Saudi Residential Market Experiences Modest Slowdown
Saudi Arabia’s economy maintained its upward trajectory in the first half of 2025, with real GDP growing by 3.6%, driven by non-oil activities, which expanded by 4.8% compared to H1 of 2024, and reflecting these conditions, the International Monetary Fund (IMF) slightly revised its forecasts, projecting GDP growth of 3.6% in 2025 and 3.9% in 2026.
The real estate sector, however, experienced a modest slowdown in transactional activity compared to H2 of 2024, Cavendish Maxwell, the largest firm of independent property consultants in the Middle East, said on Monday.
In its market report entitled “Saudi Arabia Residential Market Performance H1 2025 – Riyadh and Jeddah Spotlight Edition,” the firm said that despite this, both sales volumes and values increased in Riyadh City and Jeddah relative to the same period last year, suggesting that while seasonal fluctuations and rising prices have slightly tempered activity, the overall market remains robust, supported by ongoing population growth and strong economic momentum.
In Riyadh City, both sales and rental prices continued to rise, with apartment prices up 10.5% and villa prices up 12.4% over the past 12 months. Rental rates also increased, with apartment rents rising 10.3% and villa rents 14.4%. By contrast, Jeddah saw more moderate growth: apartment sales prices rose 1.8% and villa prices 2.5%, while villa rental rates declined by 2.7% over the same period.

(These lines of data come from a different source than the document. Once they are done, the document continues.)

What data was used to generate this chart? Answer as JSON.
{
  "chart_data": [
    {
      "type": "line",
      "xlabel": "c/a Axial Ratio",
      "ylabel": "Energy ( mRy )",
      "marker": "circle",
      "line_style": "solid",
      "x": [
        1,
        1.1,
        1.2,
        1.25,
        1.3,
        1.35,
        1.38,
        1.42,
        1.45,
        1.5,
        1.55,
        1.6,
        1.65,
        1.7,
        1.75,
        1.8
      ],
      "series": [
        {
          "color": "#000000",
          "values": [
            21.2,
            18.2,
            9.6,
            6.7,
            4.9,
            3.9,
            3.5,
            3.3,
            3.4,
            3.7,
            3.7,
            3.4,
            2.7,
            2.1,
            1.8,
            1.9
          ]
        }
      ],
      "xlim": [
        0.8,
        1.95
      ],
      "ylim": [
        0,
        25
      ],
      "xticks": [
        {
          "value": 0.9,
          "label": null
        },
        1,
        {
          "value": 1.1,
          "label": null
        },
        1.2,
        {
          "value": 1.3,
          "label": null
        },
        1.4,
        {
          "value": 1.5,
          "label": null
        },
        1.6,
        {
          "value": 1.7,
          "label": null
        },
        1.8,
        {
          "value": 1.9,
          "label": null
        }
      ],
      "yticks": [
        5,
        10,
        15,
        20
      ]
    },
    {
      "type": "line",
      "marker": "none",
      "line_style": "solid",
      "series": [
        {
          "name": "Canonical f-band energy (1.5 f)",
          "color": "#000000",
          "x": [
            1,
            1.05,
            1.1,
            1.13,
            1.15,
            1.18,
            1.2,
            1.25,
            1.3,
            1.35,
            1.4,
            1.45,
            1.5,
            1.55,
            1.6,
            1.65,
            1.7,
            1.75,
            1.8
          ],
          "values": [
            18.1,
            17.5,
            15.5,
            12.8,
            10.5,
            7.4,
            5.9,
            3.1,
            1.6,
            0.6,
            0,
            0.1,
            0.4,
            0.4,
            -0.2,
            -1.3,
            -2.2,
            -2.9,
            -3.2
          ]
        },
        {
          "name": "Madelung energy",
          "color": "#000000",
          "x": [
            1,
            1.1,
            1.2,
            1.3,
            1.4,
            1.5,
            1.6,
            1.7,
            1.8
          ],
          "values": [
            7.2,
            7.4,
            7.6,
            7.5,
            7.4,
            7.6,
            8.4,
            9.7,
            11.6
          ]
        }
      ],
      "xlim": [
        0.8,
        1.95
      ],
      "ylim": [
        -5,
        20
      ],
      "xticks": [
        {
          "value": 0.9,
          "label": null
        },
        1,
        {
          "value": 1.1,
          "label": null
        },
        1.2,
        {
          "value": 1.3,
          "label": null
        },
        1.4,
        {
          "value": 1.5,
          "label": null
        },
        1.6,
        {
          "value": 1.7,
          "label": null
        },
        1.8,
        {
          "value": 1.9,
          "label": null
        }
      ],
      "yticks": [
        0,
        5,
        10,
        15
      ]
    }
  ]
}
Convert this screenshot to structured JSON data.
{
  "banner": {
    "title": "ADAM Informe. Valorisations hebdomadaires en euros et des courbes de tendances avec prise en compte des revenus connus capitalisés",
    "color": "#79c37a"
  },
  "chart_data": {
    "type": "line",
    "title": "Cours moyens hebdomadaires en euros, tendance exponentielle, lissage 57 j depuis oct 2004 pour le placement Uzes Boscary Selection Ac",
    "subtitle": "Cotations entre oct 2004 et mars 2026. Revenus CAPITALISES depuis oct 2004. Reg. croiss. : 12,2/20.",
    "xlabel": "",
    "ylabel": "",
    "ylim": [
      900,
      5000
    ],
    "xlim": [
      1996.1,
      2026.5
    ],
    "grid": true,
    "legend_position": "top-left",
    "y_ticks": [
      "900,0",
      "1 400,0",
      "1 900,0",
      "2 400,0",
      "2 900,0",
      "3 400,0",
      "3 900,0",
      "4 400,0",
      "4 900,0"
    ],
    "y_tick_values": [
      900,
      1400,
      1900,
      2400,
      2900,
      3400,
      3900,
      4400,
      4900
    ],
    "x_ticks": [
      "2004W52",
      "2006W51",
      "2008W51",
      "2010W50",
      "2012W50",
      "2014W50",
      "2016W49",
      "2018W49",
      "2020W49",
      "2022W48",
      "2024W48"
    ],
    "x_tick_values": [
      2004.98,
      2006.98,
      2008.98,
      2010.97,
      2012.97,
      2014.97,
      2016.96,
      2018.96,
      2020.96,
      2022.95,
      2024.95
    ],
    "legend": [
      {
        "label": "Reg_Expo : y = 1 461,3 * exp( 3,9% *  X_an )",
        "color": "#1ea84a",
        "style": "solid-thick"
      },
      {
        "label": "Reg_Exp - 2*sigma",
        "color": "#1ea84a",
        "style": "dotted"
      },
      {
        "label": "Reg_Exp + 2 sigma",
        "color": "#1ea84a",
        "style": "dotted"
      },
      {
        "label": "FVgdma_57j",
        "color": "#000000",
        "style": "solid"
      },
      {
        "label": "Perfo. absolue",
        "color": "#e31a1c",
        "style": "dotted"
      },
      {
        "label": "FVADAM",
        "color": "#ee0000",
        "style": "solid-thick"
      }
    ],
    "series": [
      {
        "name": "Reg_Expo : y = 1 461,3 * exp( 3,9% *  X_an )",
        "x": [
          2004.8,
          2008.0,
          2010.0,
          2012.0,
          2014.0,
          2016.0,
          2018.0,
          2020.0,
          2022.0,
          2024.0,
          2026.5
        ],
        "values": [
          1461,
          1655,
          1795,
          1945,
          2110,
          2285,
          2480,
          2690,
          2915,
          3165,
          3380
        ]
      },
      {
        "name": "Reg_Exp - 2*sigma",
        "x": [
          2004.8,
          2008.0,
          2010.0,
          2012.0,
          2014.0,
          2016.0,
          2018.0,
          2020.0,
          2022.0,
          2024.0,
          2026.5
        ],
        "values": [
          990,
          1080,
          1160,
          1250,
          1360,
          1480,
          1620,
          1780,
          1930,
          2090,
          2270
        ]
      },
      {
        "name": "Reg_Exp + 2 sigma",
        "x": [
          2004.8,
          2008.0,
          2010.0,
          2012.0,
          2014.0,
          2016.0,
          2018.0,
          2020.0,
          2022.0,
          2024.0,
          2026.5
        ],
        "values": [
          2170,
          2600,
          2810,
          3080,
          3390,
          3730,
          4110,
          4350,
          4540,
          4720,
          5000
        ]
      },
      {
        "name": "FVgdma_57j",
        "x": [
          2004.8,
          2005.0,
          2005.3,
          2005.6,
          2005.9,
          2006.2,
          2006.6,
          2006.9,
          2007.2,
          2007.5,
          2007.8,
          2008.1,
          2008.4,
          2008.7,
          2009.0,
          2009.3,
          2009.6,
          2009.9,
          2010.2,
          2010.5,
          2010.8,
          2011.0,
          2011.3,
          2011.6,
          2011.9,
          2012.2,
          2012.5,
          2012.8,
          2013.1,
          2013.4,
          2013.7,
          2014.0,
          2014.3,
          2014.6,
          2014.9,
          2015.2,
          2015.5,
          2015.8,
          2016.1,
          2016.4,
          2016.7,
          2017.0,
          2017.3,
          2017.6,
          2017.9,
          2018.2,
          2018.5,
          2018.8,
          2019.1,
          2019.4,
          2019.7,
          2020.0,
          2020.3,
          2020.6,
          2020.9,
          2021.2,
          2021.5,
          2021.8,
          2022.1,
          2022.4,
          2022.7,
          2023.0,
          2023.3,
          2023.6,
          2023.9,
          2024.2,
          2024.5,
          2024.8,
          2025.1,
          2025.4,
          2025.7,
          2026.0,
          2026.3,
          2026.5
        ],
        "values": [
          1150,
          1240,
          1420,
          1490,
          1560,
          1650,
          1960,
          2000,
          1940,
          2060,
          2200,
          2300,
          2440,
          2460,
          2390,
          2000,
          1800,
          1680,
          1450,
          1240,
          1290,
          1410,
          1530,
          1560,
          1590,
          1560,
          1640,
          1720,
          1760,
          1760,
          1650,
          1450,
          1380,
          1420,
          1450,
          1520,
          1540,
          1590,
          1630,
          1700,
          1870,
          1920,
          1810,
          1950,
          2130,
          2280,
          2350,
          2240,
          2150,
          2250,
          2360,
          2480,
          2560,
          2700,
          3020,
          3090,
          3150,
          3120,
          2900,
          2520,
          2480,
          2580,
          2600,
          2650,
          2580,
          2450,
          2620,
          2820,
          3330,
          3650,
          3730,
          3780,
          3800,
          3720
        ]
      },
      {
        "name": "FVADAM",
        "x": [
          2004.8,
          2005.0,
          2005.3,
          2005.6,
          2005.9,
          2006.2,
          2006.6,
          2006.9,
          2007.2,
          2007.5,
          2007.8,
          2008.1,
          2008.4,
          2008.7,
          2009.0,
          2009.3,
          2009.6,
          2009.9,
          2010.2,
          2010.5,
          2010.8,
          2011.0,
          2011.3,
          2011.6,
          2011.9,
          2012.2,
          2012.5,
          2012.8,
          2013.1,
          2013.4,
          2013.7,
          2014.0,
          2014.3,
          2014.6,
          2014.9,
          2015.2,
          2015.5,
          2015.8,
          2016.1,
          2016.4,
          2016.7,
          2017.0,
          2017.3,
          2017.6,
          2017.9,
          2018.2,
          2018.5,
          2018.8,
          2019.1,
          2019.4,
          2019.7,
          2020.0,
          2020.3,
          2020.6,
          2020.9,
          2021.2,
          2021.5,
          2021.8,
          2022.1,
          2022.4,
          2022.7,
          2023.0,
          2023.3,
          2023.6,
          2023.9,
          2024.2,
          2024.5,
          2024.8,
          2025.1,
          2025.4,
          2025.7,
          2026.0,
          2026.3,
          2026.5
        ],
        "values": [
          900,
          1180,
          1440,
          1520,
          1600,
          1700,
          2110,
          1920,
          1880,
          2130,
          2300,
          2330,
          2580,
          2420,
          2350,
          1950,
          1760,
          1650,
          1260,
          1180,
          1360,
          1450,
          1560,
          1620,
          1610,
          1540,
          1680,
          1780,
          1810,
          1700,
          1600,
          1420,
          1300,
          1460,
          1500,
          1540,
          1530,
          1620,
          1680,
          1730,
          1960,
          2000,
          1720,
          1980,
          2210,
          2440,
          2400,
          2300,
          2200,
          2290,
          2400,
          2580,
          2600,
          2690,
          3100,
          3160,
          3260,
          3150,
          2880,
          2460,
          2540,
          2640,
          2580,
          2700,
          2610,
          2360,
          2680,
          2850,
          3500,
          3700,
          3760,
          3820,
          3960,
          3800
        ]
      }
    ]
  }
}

On the supply side, Riyadh City delivered approximately 6,000 residential units in H1 of 2025, with around 18,000 additional units expected for the remainder of the year. Jeddah added 2,100 units in H1 of 2025, with approximately 12,700 more anticipated by year-end.
“Overall, the real estate market remains resilient in both Riyadh City and Jeddah, supported by strong demographic trends, continued economic growth, and supportive policy measures,” the report said.
Resilient Economy
The report further said that Saudi Arabia’s economy has demonstrated notable resilience and stability in recent years. Interest rates are on a gradual downward path, expected to fall below 5% by the end of this year and ease further to 4.35% by 2026, while inflation remains firmly under control at 2.3% in 2025 and a projected 2.2% in 2026.
At the same time, real GDP grew by 3.6% in the first half of 2025, driven by non-oil activities that expanded by 4.8% compared to H1’2024.
Reflecting these conditions, the IMF has slightly revised its forecasts, projecting GDP growth of 3.6% in 2025 and 3.9% in 2026. With employment at record highs, the Government has begun to gradually rein in public spending, supported by elevated hydrocarbon revenues that continue to provide ample fiscal space.
Together, these indicators highlight the robust health of the economy and reinforce the strategic importance of continued investments in transformative giga-projects.
Sales in Riyadh
In the first half of 2025, Riyadh City recorded approximately 35,600 residential sales transactions. When compared to the same period last year, transactional volumes rose by 10.1%. However, relative to the previous half-year, volumes declined, likely due to rising property prices which temporarily tempered demand in H1’2025, as buyers faced higher down payment requirements and monthly instalments, increasing the overall cost of homeownership.
Despite this short-term moderation, overall demand is expected to remain strong, supported by ongoing population growth and economic activity.
Sales Transactions by Value
Riyadh City recorded approximately $17.52 billion in residential sales transactions in the first six months of this year, with $8 billion recorded through the Ministry of Justice and $9.52 billion through the Real Estate Registry. While both transaction values and volumes declined compared to H2 of 2024, there was a notable y-o-y increase.
Transaction values surged by 62.6% compared with H1 of 2024, while volumes rose by only 10.1%. The divergence between value and volume growth indicated that higher-priced transactions occurred in H1 of 2025, highlighting the effect of rising property prices, the report said.